The move risks leaving non-Rohingya Muslims who are entitled to vote without Muslim candidates to back at the polls.
A senior Muslim NLD member told reporters that “not a single Muslim” was among more than 1,000 party candidates for the upcoming elections — the first it has fought in 25 years.
Aung San Suu Kyi “must be afraid” of the monks, the source said on condition of anonymity.
“People see this as religious discrimination. Many Muslims are saying they will not vote,” the source added.
The disappointment was evident at Mandalay’s historic and bustling Joon Mosque, where trustee Khin Maung Win said local people had long supported the NLD.
“It seems Muslims are not accepted at all. In a real democracy, we would have the right to choose,” he said.
Buddhist hardliners have painted Myanmar’s opposition leader as sympathetic to Muslims — a potential Achilles’ heel in the polls.
The “shift to the right is very worrying” for Myanmar, said analyst Khin Zaw Win of Yangon-based political think tank the Tampadipa Institute.
“It is a very bad omen for the Muslims of this country,” he told reporters.
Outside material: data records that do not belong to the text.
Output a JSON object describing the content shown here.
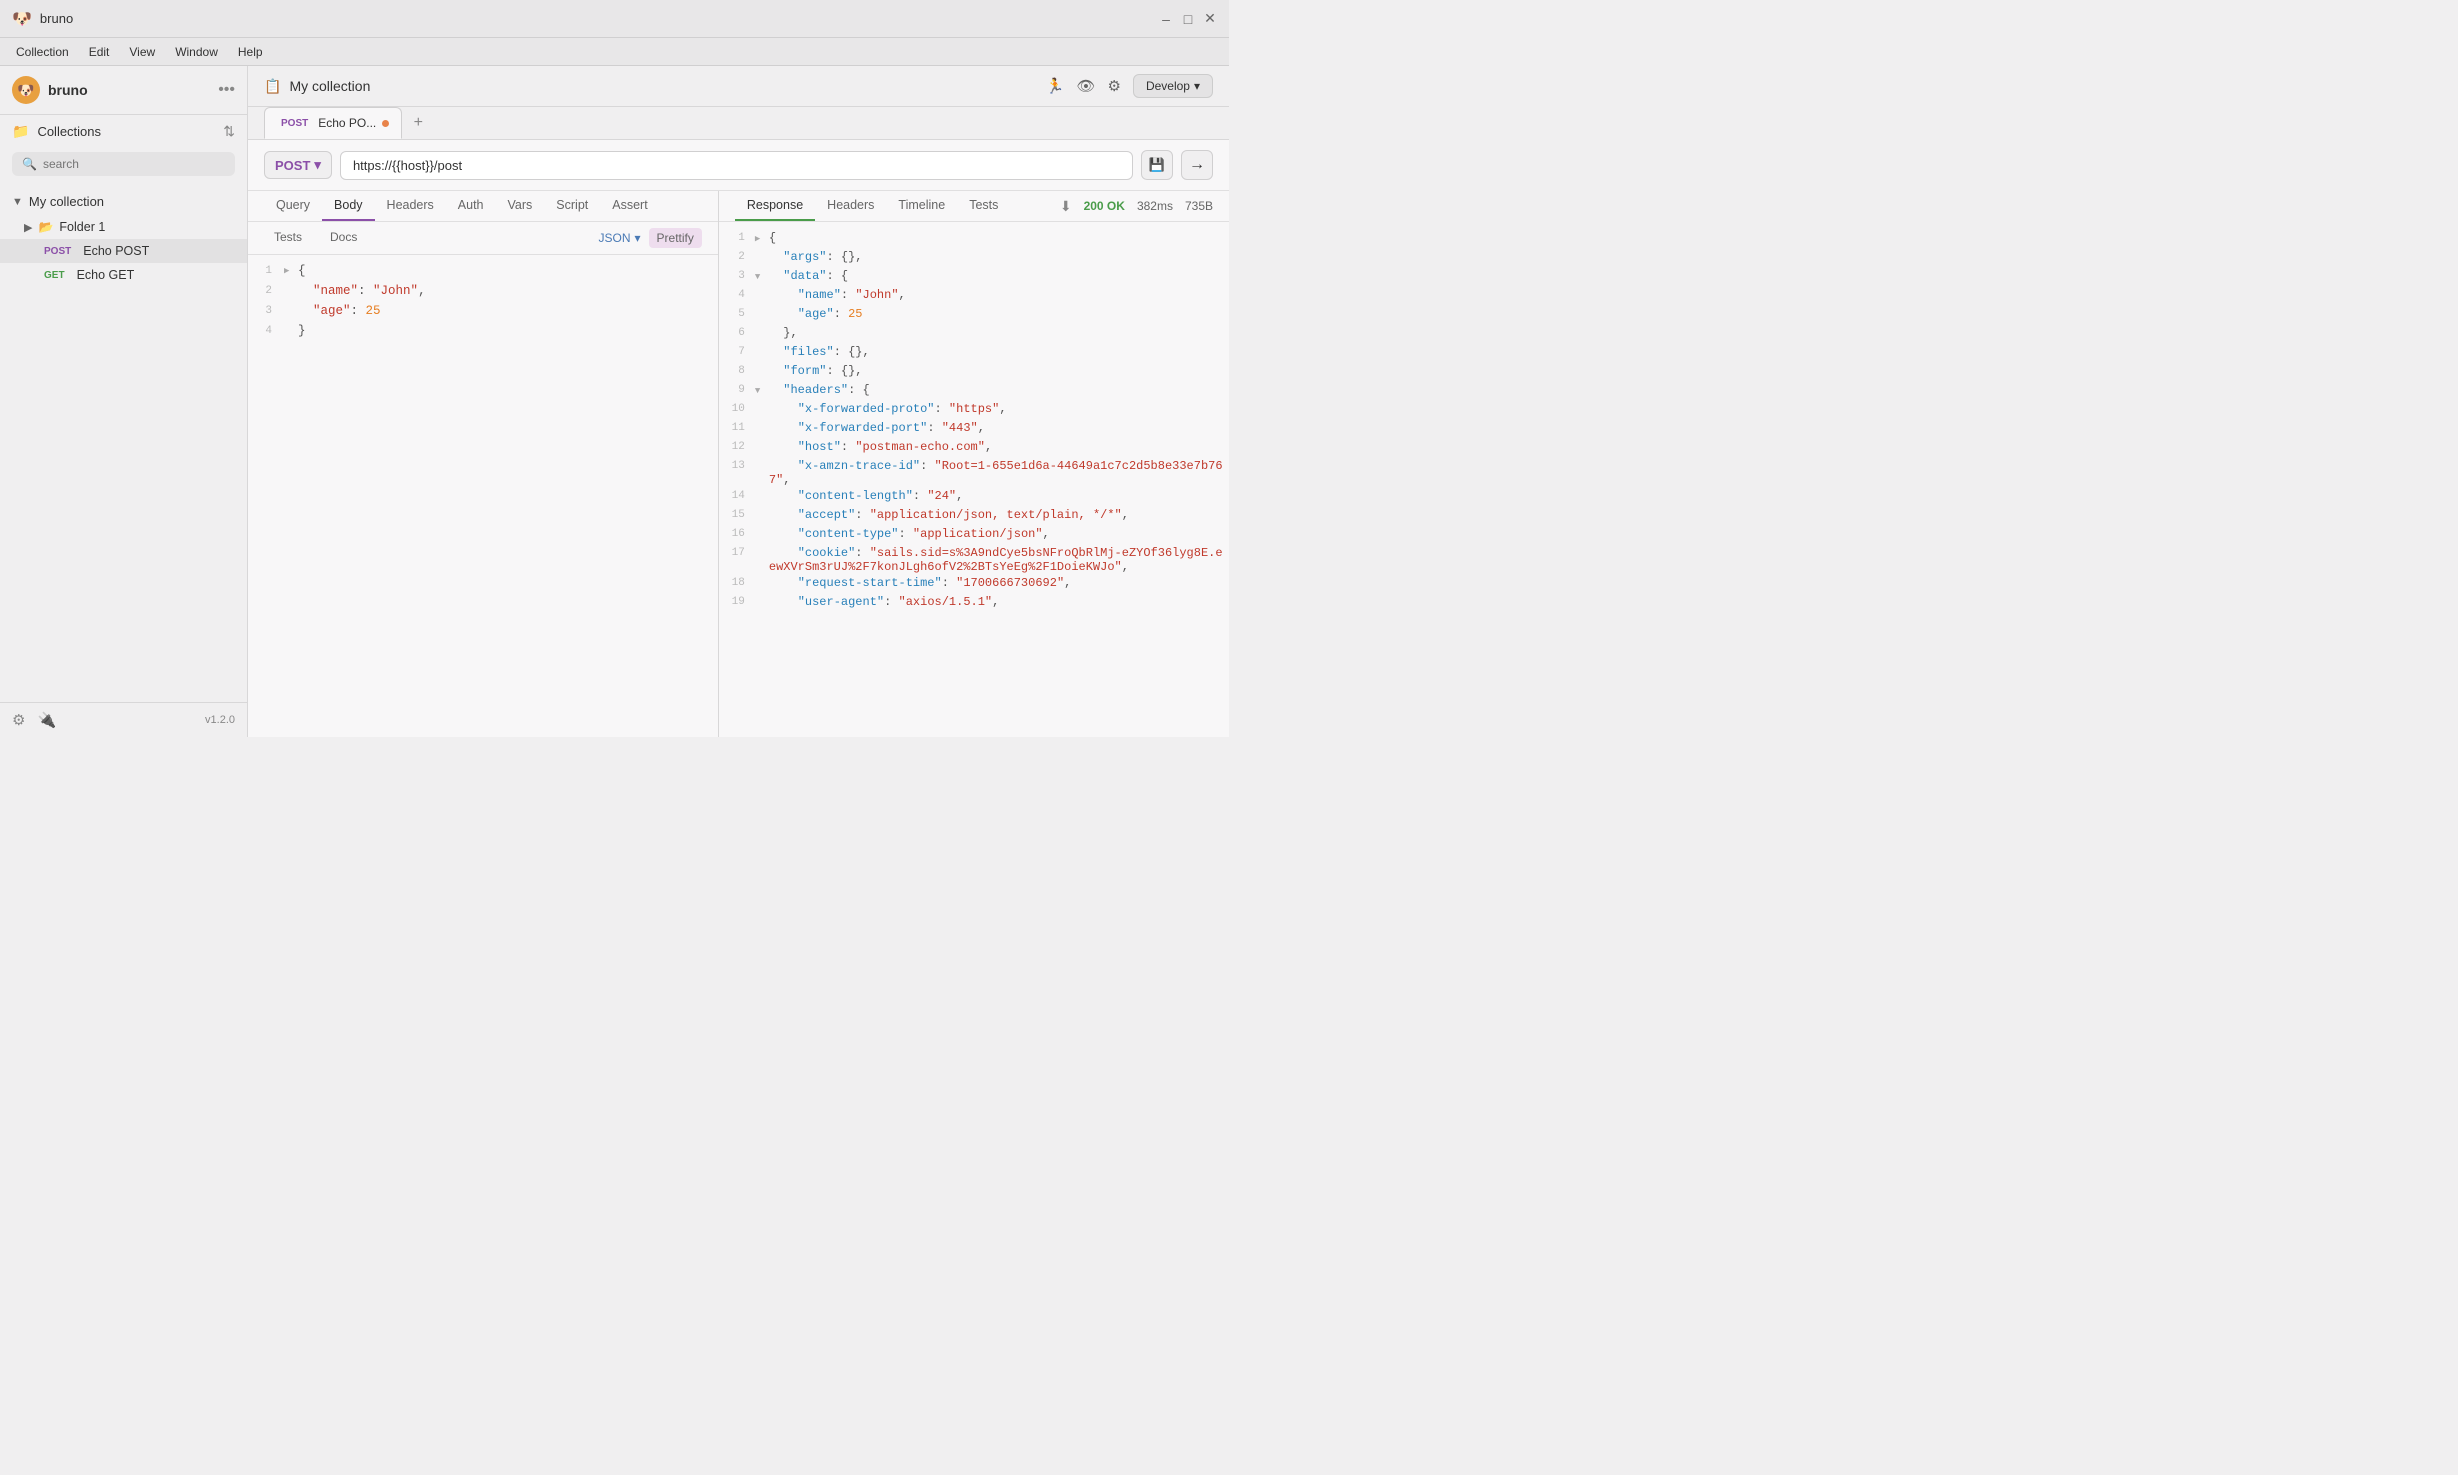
{
  "app": {
    "title": "bruno",
    "icon": "🐶"
  },
  "titlebar": {
    "minimize": "–",
    "maximize": "□",
    "close": "✕"
  },
  "menubar": {
    "items": [
      "Collection",
      "Edit",
      "View",
      "Window",
      "Help"
    ]
  },
  "sidebar": {
    "brand": "bruno",
    "more_label": "•••",
    "collections_label": "Collections",
    "search_placeholder": "search",
    "collection_name": "My collection",
    "folder_name": "Folder 1",
    "requests": [
      {
        "method": "POST",
        "name": "Echo POST",
        "active": true
      },
      {
        "method": "GET",
        "name": "Echo GET",
        "active": false
      }
    ],
    "version": "v1.2.0"
  },
  "main": {
    "collection_title": "My collection",
    "develop_label": "Develop",
    "tab": {
      "method": "POST",
      "name": "Echo PO...",
      "has_dot": true
    },
    "url": {
      "method": "POST",
      "value": "https://{{host}}/post"
    },
    "request_tabs": [
      "Query",
      "Body",
      "Headers",
      "Auth",
      "Vars",
      "Script",
      "Assert"
    ],
    "request_active_tab": "Body",
    "request_tabs2": [
      "Tests",
      "Docs"
    ],
    "format": "JSON",
    "prettify": "Prettify",
    "body_lines": [
      {
        "ln": 1,
        "arrow": "▶",
        "text": "{"
      },
      {
        "ln": 2,
        "arrow": "",
        "text": "  \"name\": \"John\","
      },
      {
        "ln": 3,
        "arrow": "",
        "text": "  \"age\": 25"
      },
      {
        "ln": 4,
        "arrow": "",
        "text": "}"
      }
    ],
    "response_tabs": [
      "Response",
      "Headers",
      "Timeline",
      "Tests"
    ],
    "response_active_tab": "Response",
    "status_code": "200 OK",
    "response_time": "382ms",
    "response_size": "735B",
    "response_lines": [
      {
        "ln": 1,
        "arrow": "▶",
        "content": "{"
      },
      {
        "ln": 2,
        "arrow": "",
        "content": "  \"args\": {},"
      },
      {
        "ln": 3,
        "arrow": "▼",
        "content": "  \"data\": {"
      },
      {
        "ln": 4,
        "arrow": "",
        "content": "    \"name\": \"John\","
      },
      {
        "ln": 5,
        "arrow": "",
        "content": "    \"age\": 25"
      },
      {
        "ln": 6,
        "arrow": "",
        "content": "  },"
      },
      {
        "ln": 7,
        "arrow": "",
        "content": "  \"files\": {},"
      },
      {
        "ln": 8,
        "arrow": "",
        "content": "  \"form\": {},"
      },
      {
        "ln": 9,
        "arrow": "▼",
        "content": "  \"headers\": {"
      },
      {
        "ln": 10,
        "arrow": "",
        "content": "    \"x-forwarded-proto\": \"https\","
      },
      {
        "ln": 11,
        "arrow": "",
        "content": "    \"x-forwarded-port\": \"443\","
      },
      {
        "ln": 12,
        "arrow": "",
        "content": "    \"host\": \"postman-echo.com\","
      },
      {
        "ln": 13,
        "arrow": "",
        "content": "    \"x-amzn-trace-id\": \"Root=1-655e1d6a-44649a1c7c2d5b8e33e7b767\","
      },
      {
        "ln": 14,
        "arrow": "",
        "content": "    \"content-length\": \"24\","
      },
      {
        "ln": 15,
        "arrow": "",
        "content": "    \"accept\": \"application/json, text/plain, */*\","
      },
      {
        "ln": 16,
        "arrow": "",
        "content": "    \"content-type\": \"application/json\","
      },
      {
        "ln": 17,
        "arrow": "",
        "content": "    \"cookie\": \"sails.sid=s%3A9ndCye5bsNFroQbRlMj-eZYOf36lyg8E.eewXVrSm3rUJ%2F7konJLgh6ofV2%2BTsYeEg%2F1DoieKWJo\","
      },
      {
        "ln": 18,
        "arrow": "",
        "content": "    \"request-start-time\": \"1700666730692\","
      },
      {
        "ln": 19,
        "arrow": "",
        "content": "    \"user-agent\": \"axios/1.5.1\","
      }
    ]
  }
}
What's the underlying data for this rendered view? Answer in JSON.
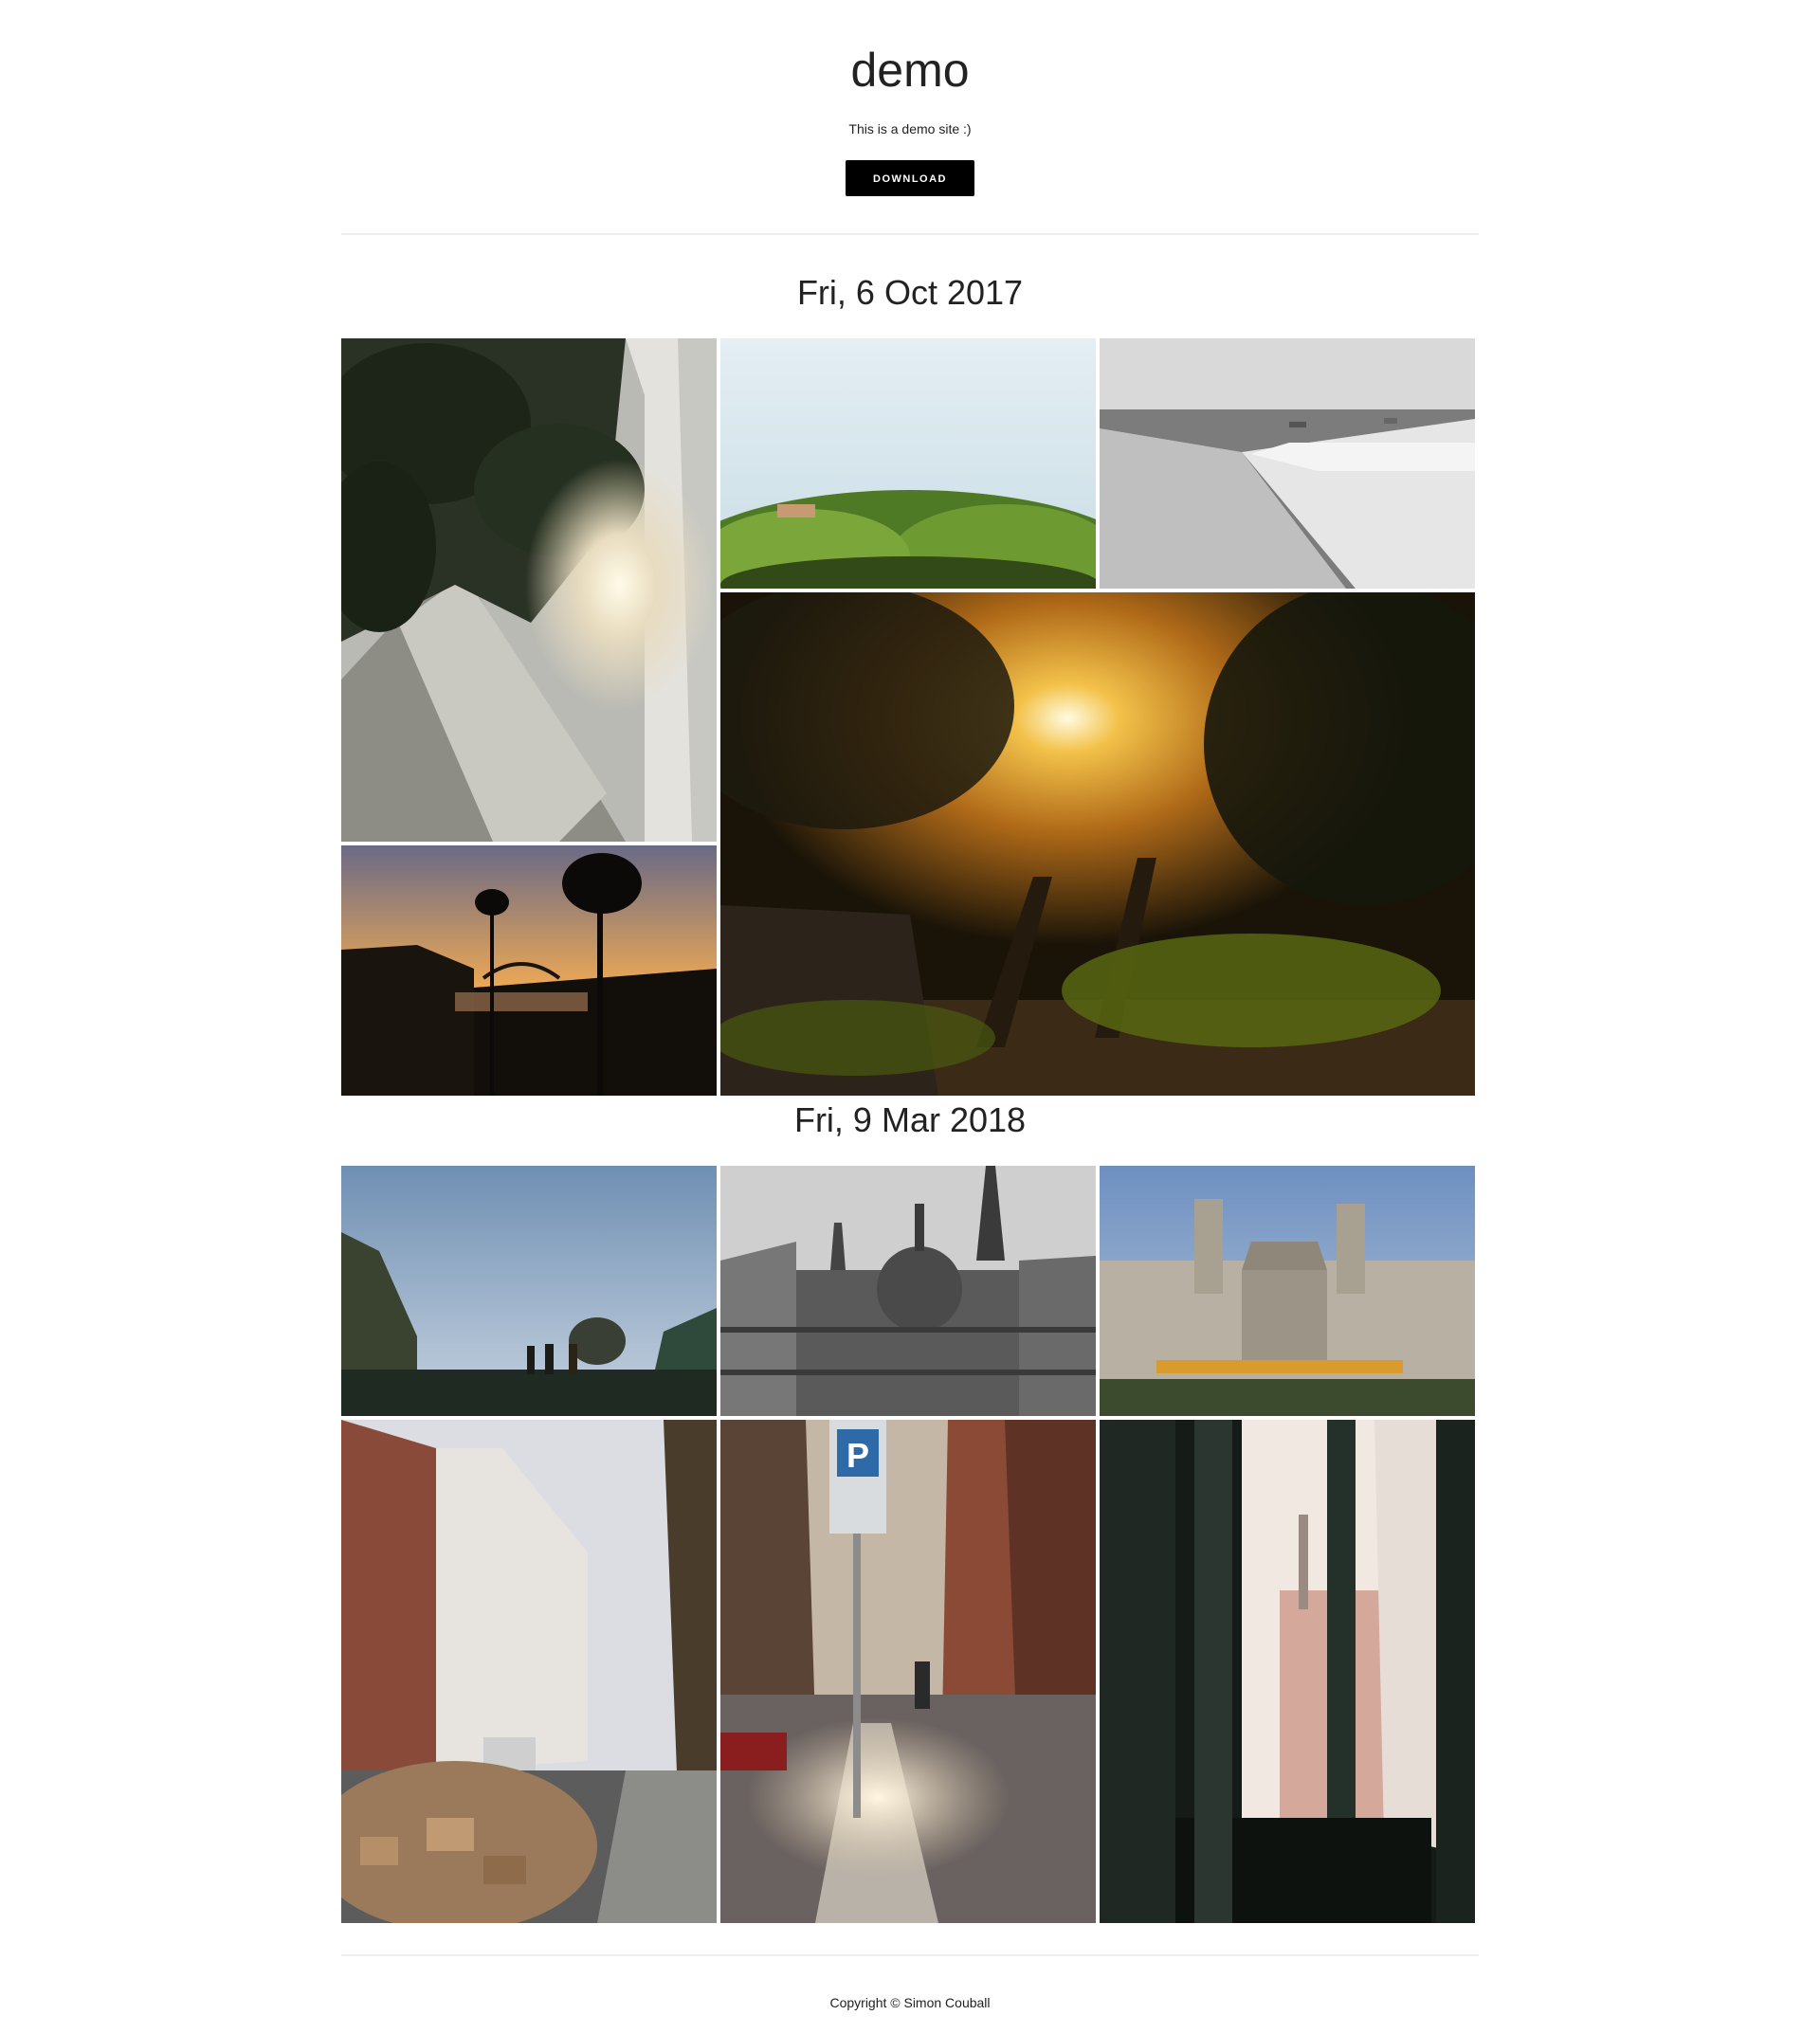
{
  "site": {
    "title": "demo",
    "description": "This is a demo site :)",
    "download_label": "DOWNLOAD"
  },
  "galleries": [
    {
      "date": "Fri, 6 Oct 2017",
      "photos": [
        {
          "subject": "trees and concrete staircase with sunbeams"
        },
        {
          "subject": "green succulent plants against pale sky"
        },
        {
          "subject": "black and white beach with waves"
        },
        {
          "subject": "sun shining through trees in park"
        },
        {
          "subject": "palm tree silhouettes at sunset over river and bridge"
        }
      ]
    },
    {
      "date": "Fri, 9 Mar 2018",
      "photos": [
        {
          "subject": "people silhouetted on stairs under blue sky"
        },
        {
          "subject": "black and white gothic parliament building"
        },
        {
          "subject": "neoclassical building with columns and tram"
        },
        {
          "subject": "city street with piled cardboard boxes"
        },
        {
          "subject": "parking sign on sunny sidewalk"
        },
        {
          "subject": "open window frame looking at building and chimney"
        }
      ]
    }
  ],
  "footer": {
    "copyright": "Copyright © Simon Couball"
  }
}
Swathed in his monk’s robe, Wirathu said Buddhist organizations are gearing up for a celebration to mark the passage into law of four bills that include curbs on inter-faith marriage, family size and conversion. Branding the NLD’s reluctance to back the laws as a “black mark,” he warned against any attempt to change them.
“Any government that amends these laws will be brought down,” he said.
The monk, who has earned international notoriety for calling UN Special Rapporteur on Myanmar Yanghee Lee a “whore,” welcomed the lack of Muslim election participation.
“We do not want any foreigner in the parliament,” he said.
Sitting MP Shwe Maung has been at the sharp end of that campaign.
The Rohingya lawmaker for the ruling Union Solidarity and Development Party (USDP) was recently barred from running in the November polls.
Election officials disqualified him after deciding his parents were not citizens — despite the fact he currently holds the seat and his father was a senior policeman.
“How many times do we need approval? Now in the middle of the 21st century, 2015, we are in the transition of disciplined democracy in Myanmar. If this is the case, the election will be unfree and unfair,” he told reporters, referring to the junta’s term for the country’s managed political transition.
Rohingya, who are often labeled immigrants from Bangladesh despite many having long histories in Myanmar, were courted by the USDP in the run-up to flawed 2010 elections. However, they have been increasingly ostracized since deadly unrest in 2012 between Buddhists and Muslims in Rakhine, which left about 140,000, mainly Rohingya, confined to desperate displacement camps.
The Muslim vote in Shwe Maung’s Rakhine constituency of Buthidaung has all but disappeared — from 150,000 in 2010 to an estimated 10 — following the move to revoke temporary identification documents and restrict voting rights.
“If people cannot vote, what will be the use of the candidacy? If the candidacy is denied, for whom will people vote?” he said.